Saying Good-Bye to Windows 9x
Slamming the Door on the First Age of PCs
04/14/2006 by Rob Enderle
Microsoft is pulling the plug on Window 9x about 5 years after the product had become obsolete. I started as an analyst with Dataquest in the same year as this product and was there for its launch. It was an amazing time, the skies actually matched the clouds on the box on one of the rare dry days in Seattle on launch day. The excitement for those of us flown in and at a number of remote sites around the world was the most similar to an Apple event I have ever seen and vastly larger then anything Apple has ever done.
At the event they had music from the Stones and Jay Leno on stage. One very memorable moment was when they brought up the development team to the cheers of what appeared to be an adoring crowd. The environment was intentionally designed to look like a circus and there were vendors providing free popcorn, drinks, and sweets using circus like carts around the event. In the smaller tents there were demonstrations of technology, new games, and excited vendors clearly convinced this was the beginning of a golden age.

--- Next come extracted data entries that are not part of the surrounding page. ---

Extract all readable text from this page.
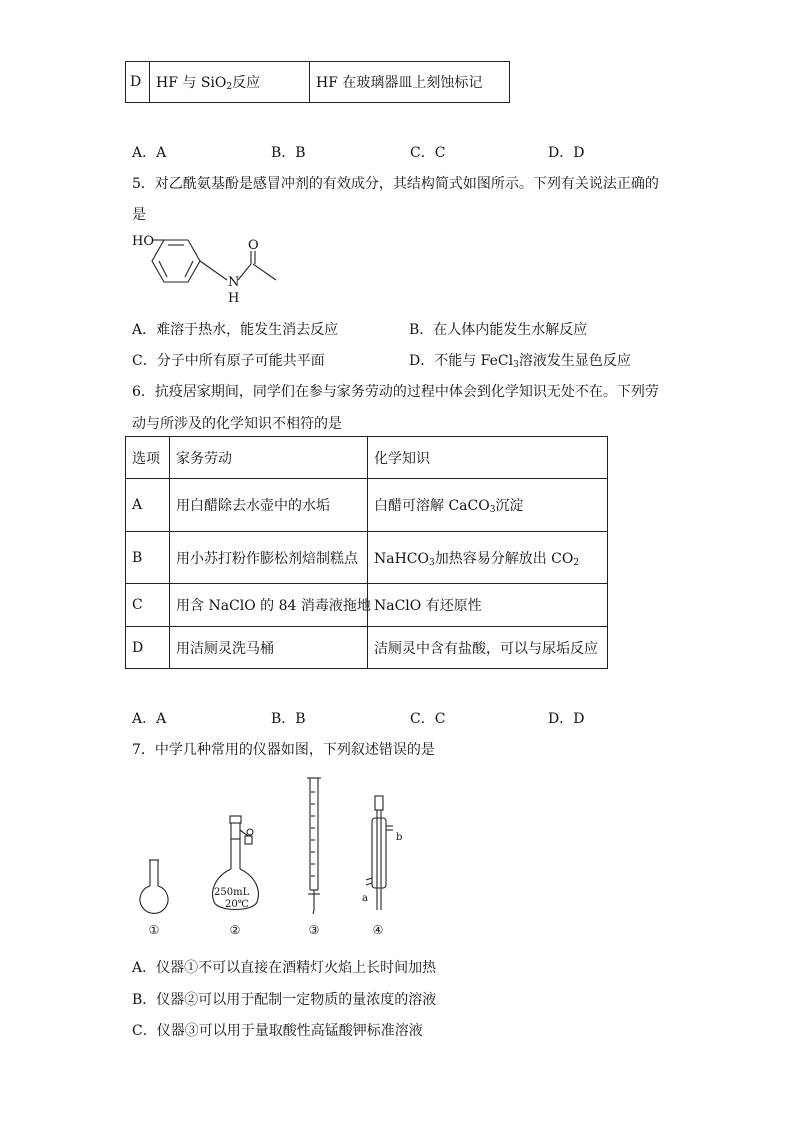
D	HF 与 SiO$_2$反应	HF 在玻璃器皿上刻蚀标记
A．A	B．B	C．C	D．D
5．对乙酰氨基酚是感冒冲剂的有效成分，其结构简式如图所示。下列有关说法正确的
是
HO
N
H
O
A．难溶于热水，能发生消去反应	B．在人体内能发生水解反应
C．分子中所有原子可能共平面	D．不能与 FeCl$_3$溶液发生显色反应
6．抗疫居家期间，同学们在参与家务劳动的过程中体会到化学知识无处不在。下列劳
动与所涉及的化学知识不相符的是
选项	家务劳动	化学知识
A	用白醋除去水壶中的水垢	白醋可溶解 CaCO$_3$沉淀
B	用小苏打粉作膨松剂焙制糕点	NaHCO$_3$加热容易分解放出 $CO_2$
C	用含 NaClO 的 84 消毒液拖地	NaClO 有还原性
D	用洁厕灵洗马桶	洁厕灵中含有盐酸，可以与尿垢反应
A．A	B．B	C．C	D．D
7．中学几种常用的仪器如图，下列叙述错误的是
250mL
20℃
b
a
①	②	③	④
A．仪器①不可以直接在酒精灯火焰上长时间加热
B．仪器②可以用于配制一定物质的量浓度的溶液
C．仪器③可以用于量取酸性高锰酸钾标准溶液
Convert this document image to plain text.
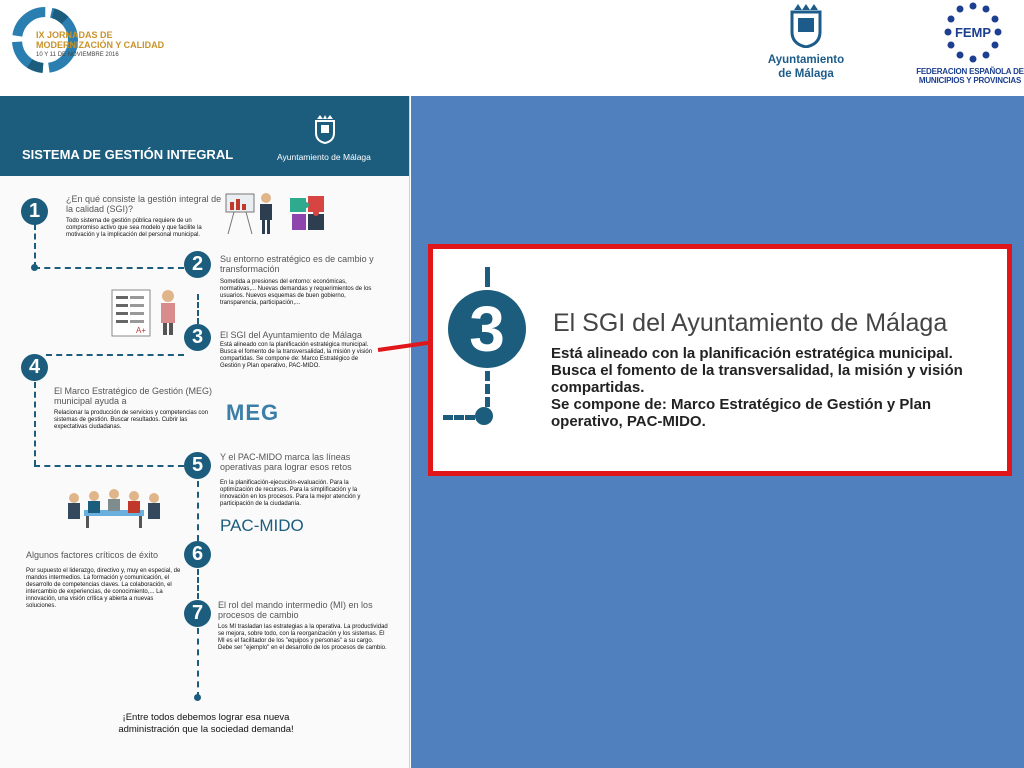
IX JORNADAS DE
MODERNIZACIÓN Y CALIDAD
10 Y 11 DE NOVIEMBRE 2016	Ayuntamiento
de Málaga
FEMP
FEDERACION ESPAÑOLA DE
MUNICIPIOS Y PROVINCIAS
SISTEMA DE GESTIÓN INTEGRAL	Ayuntamiento de Málaga
1
2
3
4
5
6
7
¿En qué consiste la gestión integral de la calidad (SGI)?
Todo sistema de gestión pública requiere de un compromiso activo que sea modelo y que facilite la motivación y la implicación del personal municipal.
Su entorno estratégico es de cambio y transformación
Sometida a presiones del entorno: económicas, normativas,... Nuevas demandas y requerimientos de los usuarios. Nuevos esquemas de buen gobierno, transparencia, participación,...
A+	El SGI del Ayuntamiento de Málaga
Está alineado con la planificación estratégica municipal. Busca el fomento de la transversalidad, la misión y visión compartidas. Se compone de: Marco Estratégico de Gestión y Plan operativo, PAC-MIDO.
El Marco Estratégico de Gestión (MEG) municipal ayuda a
Relacionar la producción de servicios y competencias con sistemas de gestión. Buscar resultados. Cubrir las expectativas ciudadanas.
MEG
Y el PAC-MIDO marca las líneas operativas para lograr esos retos
En la planificación-ejecución-evaluación. Para la optimización de recursos. Para la simplificación y la innovación en los procesos. Para la mejor atención y participación de la ciudadanía.
PAC-MIDO
Algunos factores críticos de éxito
Por supuesto el liderazgo, directivo y, muy en especial, de mandos intermedios. La formación y comunicación, el desarrollo de competencias claves. La colaboración, el intercambio de experiencias, de conocimiento,... La innovación, una visión crítica y abierta a nuevas soluciones.	El rol del mando intermedio (MI) en los procesos de cambio
Los MI trasladan las estrategias a la operativa. La productividad se mejora, sobre todo, con la reorganización y los sistemas. El MI es el facilitador de los "equipos y personas" a su cargo. Debe ser "ejemplo" en el desarrollo de los procesos de cambio.
¡Entre todos debemos lograr esa nueva administración que la sociedad demanda!
3	El SGI del Ayuntamiento de Málaga
Está alineado con la planificación estratégica municipal.
Busca el fomento de la transversalidad, la misión y visión compartidas.
Se compone de: Marco Estratégico de Gestión y Plan operativo, PAC-MIDO.
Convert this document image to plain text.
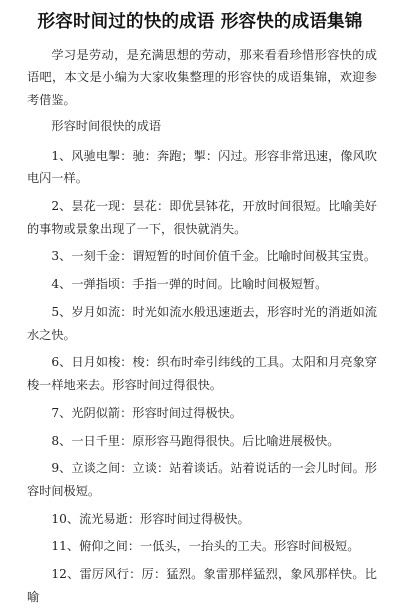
形容时间过的快的成语 形容快的成语集锦

学习是劳动，是充满思想的劳动，那来看看珍惜形容快的成语吧，本文是小编为大家收集整理的形容快的成语集锦，欢迎参考借鉴。

形容时间很快的成语

1、风驰电掣：驰：奔跑；掣：闪过。形容非常迅速，像风吹电闪一样。

2、昙花一现：昙花：即优昙钵花，开放时间很短。比喻美好的事物或景象出现了一下，很快就消失。

3、一刻千金：谓短暂的时间价值千金。比喻时间极其宝贵。

4、一弹指顷：手指一弹的时间。比喻时间极短暂。

5、岁月如流：时光如流水般迅速逝去，形容时光的消逝如流水之快。

6、日月如梭：梭：织布时牵引纬线的工具。太阳和月亮象穿梭一样地来去。形容时间过得很快。

7、光阴似箭：形容时间过得极快。

8、一日千里：原形容马跑得很快。后比喻进展极快。

9、立谈之间：立谈：站着谈话。站着说话的一会儿时间。形容时间极短。

10、流光易逝：形容时间过得极快。

11、俯仰之间：一低头，一抬头的工夫。形容时间极短。

12、雷厉风行：厉：猛烈。象雷那样猛烈，象风那样快。比喻
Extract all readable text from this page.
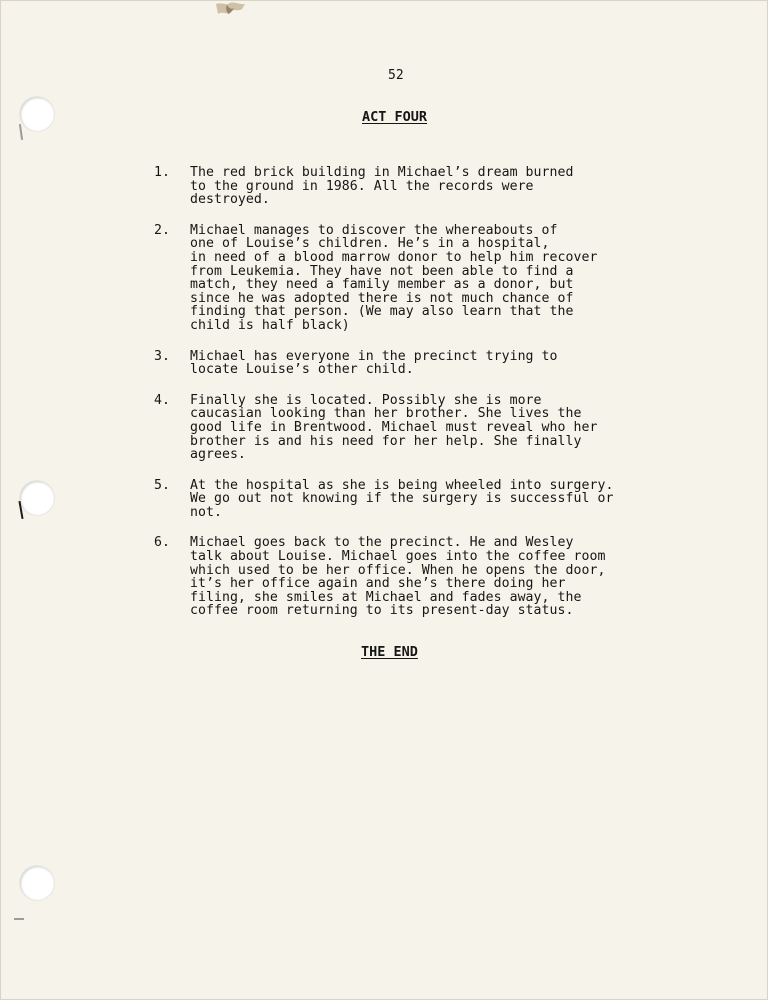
52
ACT FOUR
1.	The red brick building in Michael’s dream burned
to the ground in 1986. All the records were
destroyed.
2.	Michael manages to discover the whereabouts of
one of Louise’s children. He’s in a hospital,
in need of a blood marrow donor to help him recover
from Leukemia. They have not been able to find a
match, they need a family member as a donor, but
since he was adopted there is not much chance of
finding that person. (We may also learn that the
child is half black)
3.	Michael has everyone in the precinct trying to
locate Louise’s other child.
4.	Finally she is located. Possibly she is more
caucasian looking than her brother. She lives the
good life in Brentwood. Michael must reveal who her
brother is and his need for her help. She finally
agrees.
5.	At the hospital as she is being wheeled into surgery.
We go out not knowing if the surgery is successful or
not.
6.	Michael goes back to the precinct. He and Wesley
talk about Louise. Michael goes into the coffee room
which used to be her office. When he opens the door,
it’s her office again and she’s there doing her
filing, she smiles at Michael and fades away, the
coffee room returning to its present-day status.
THE END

Millions of copies of Windows 95 were pre-sold and there were lines around the block with people waiting to buy the product on the day of launch. Who would have known that this was probably the highest point, in terms of interest and excitement that any Microsoft product, including Windows, would reach in two decades. Even the Xbox 360 launch, which was clearly very powerful, didn’t match the magic and power of Windows 95. If only the follow through had been as amazing.
Some times tone is set at the outset and while the launch for Windows was amazing what came after was not and this is a good lesson for anyone doing a large product launch.

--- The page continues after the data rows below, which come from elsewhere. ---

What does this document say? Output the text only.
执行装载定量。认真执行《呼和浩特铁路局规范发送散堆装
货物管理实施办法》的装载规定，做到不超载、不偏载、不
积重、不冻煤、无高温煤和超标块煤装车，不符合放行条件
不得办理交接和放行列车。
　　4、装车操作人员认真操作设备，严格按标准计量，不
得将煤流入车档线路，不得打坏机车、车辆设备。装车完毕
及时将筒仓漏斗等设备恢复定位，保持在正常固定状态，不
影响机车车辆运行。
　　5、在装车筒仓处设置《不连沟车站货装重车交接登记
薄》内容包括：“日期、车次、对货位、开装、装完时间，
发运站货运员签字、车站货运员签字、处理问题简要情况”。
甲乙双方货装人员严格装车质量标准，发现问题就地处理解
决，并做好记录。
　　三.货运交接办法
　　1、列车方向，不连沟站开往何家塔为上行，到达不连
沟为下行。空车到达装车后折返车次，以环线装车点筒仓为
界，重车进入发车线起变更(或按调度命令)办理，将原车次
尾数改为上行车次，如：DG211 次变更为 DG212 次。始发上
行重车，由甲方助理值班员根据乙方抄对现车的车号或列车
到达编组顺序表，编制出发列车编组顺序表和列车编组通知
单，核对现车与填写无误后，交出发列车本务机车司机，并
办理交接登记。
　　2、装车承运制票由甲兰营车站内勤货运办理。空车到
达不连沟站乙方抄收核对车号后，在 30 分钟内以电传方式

In Microsoft’s case they didn’t have a plan to do sustaining marketing and support. After the product was launched, a lot of people that knew the product went on long, and likely well deserved, vacations. Unfortunately when you are selling millions of technical products to millions of non-technical people small percentages of issues result in massive numbers of problems and most of the people that could have helped were gone when they were most needed.
This was made much worse when the person running Windows support decided that the wait times for people wanting support were getting too long and so busied out the lines. This resulted in a massive, unmonitored, increase in dissatisfied Windows users.
Sales volume, after the first week, dropped off a cliff.
The busy out the lines thing was an old IBM trick I ran into while I worked at IBM to manage metrics. The service managers were measured on wait times and by busing out the lines you could lower the reported wait times, of course the trade off was you really pissed of clients but that, apparently, was almost never captured.
As a result, as we exited 1995 Windows 95 had gone from an iPod like product to an Edsel like product because the customer experience wasn’t well managed. The importance of managing the customer experience shouldn’t be forgotten, for most of the 90s Sony built a much higher quality PC then Dell did, but Dell did a vastly better job of managing the customer experience. The result was people clearly went back to Dell and didn’t with Sony.
There was never another launch like this one however the issues surrounding the lack of sustaining marketing continued to repeatedly plague Microsoft through much of the 90s. Windows 95 was followed by Windows 98 and finally, the line ended sadly with the most dreadful Windows version of all, Windows ME. This was a last minute refresh of a dieing line and it was arguably the least desirable.
With the advent of Windows 2000 Microsoft said good bye to the Windows 9x code base putting the product line on life support. After July the product will no longer be supported. This is a state that many of the OEMs wished had happened around the end of the last decade.
As we look ahead to Vista, which really is a substantial change from its predecessors, we shouldn’t forget that Windows 95, as old as it looks today, was an amazing thing in 1995 and the launch was an event that may never again be matched in the Industry.